Su Haoyu bunları söylediğinde bu herkese farklı bir hava verdi. Çünkü Su Haoyu'nun söylediği bu sözler açıkça kasıtlı olarak hedefini utandırmak ve öfkelendirmek için kullanılmıştı. Sanki onların arasında belirli bir çatışma vardı.
Ancak Yun Che biraz bile sinirlenmedi. Bakışlarını kullanarak Su Haoyu'yu tarttı ve tartarken bir an için başıyla onayladı ardından hayal kırıklığına uğramış bir şekilde başını salladı. Hemen ardından o sanki satılmakta olan bir kaleye değer biçiyormuş gibi göründü. Elini çenesine koydu ve acele etmeden konuştu. "Mm, yani sen Büyük Uyanış Klanında en iyi yeteneğe sahip olduğunu ilan eden Su Haoyu isim. Görünüşün kabul edilebilir. Her ne kadar bu genç efendi ile karşılaştırıldığında yüz binlerce mil uzakta olsan da yine de bakılabilirsin. Ancak ağzının çok kokuşmuş olması üzücü o kadar kokuşmuş ki mide bulandırıyor!"
"Hahahaha!" Su Haoyu vahşice güldü. "Ve bende bir vahşi veledin buraya ne için geldiğini düşünüyordum yani sen aslında ölümünü aramak için geldin!!"
"hayır hayır hayır hayır!" Yun Che elini salladı. "Ben büyüdüm yine de hala 'ölümünü aramak' sözünün nasıl yazıldığını bilmiyorum. Daha önce ben senin Büyük Uyanış Klanındaki en iyi yeteneğe sahip sözde dahi olduğunu uydum bu yüzden de senin bir insana mı yoksa köpeğe mi benzediğini görmeye geldim...." Yun Che sağ elini uzattı ve kasını büktü. "Ben sözde dahi olan senden tavsiye aramak için buradayım!!"

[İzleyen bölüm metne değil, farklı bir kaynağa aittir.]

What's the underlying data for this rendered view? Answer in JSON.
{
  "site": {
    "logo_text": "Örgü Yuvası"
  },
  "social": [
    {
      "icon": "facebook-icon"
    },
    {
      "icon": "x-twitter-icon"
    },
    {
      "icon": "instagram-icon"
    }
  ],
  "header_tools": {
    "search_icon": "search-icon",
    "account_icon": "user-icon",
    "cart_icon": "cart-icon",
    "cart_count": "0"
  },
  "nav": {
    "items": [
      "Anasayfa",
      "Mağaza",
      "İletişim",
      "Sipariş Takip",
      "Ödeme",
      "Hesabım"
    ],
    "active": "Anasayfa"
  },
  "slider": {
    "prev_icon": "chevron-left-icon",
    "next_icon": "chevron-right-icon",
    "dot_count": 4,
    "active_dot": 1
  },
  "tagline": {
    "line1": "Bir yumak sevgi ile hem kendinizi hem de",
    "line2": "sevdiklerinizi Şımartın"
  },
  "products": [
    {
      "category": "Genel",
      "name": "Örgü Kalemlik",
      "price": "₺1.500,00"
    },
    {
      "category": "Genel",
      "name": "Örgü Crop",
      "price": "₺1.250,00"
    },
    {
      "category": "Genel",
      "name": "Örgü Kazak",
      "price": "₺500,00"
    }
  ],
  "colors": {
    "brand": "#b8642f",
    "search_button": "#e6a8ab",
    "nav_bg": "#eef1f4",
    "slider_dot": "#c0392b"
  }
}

Yun Che bu sözleri söylediğinde orada olan birkaç kişi yüksek sesle gülmeye başladı. Su Haoyu 8.seviye Ruhsal Kaynak Alemindeydi ve Büyük Uyanış Klanında hatta nehrin doğusunda 20 yaşın altındaki kişiler arasında rakipsizdi. Ama Yun Che sadece 1.seviye Ruhsal Kaynak Aleminde olmasına rağmen 'tavsiye aramak' demeye cüret ediyordu. Yun Che 17-18 yaşlarında görünüyordu ve seviyesi düşünüldüğünde yeteneği oldukça iyiydi ama Su Haoyu ile karşılaştırıldığında bahsedilmeye değmezdi. Bir çok kişi gözlerinde alay etme taşırken Yun Che'ye bakıyordu ve daha fazla kişi sanki ona bir aptalmış gibi bakıyordu.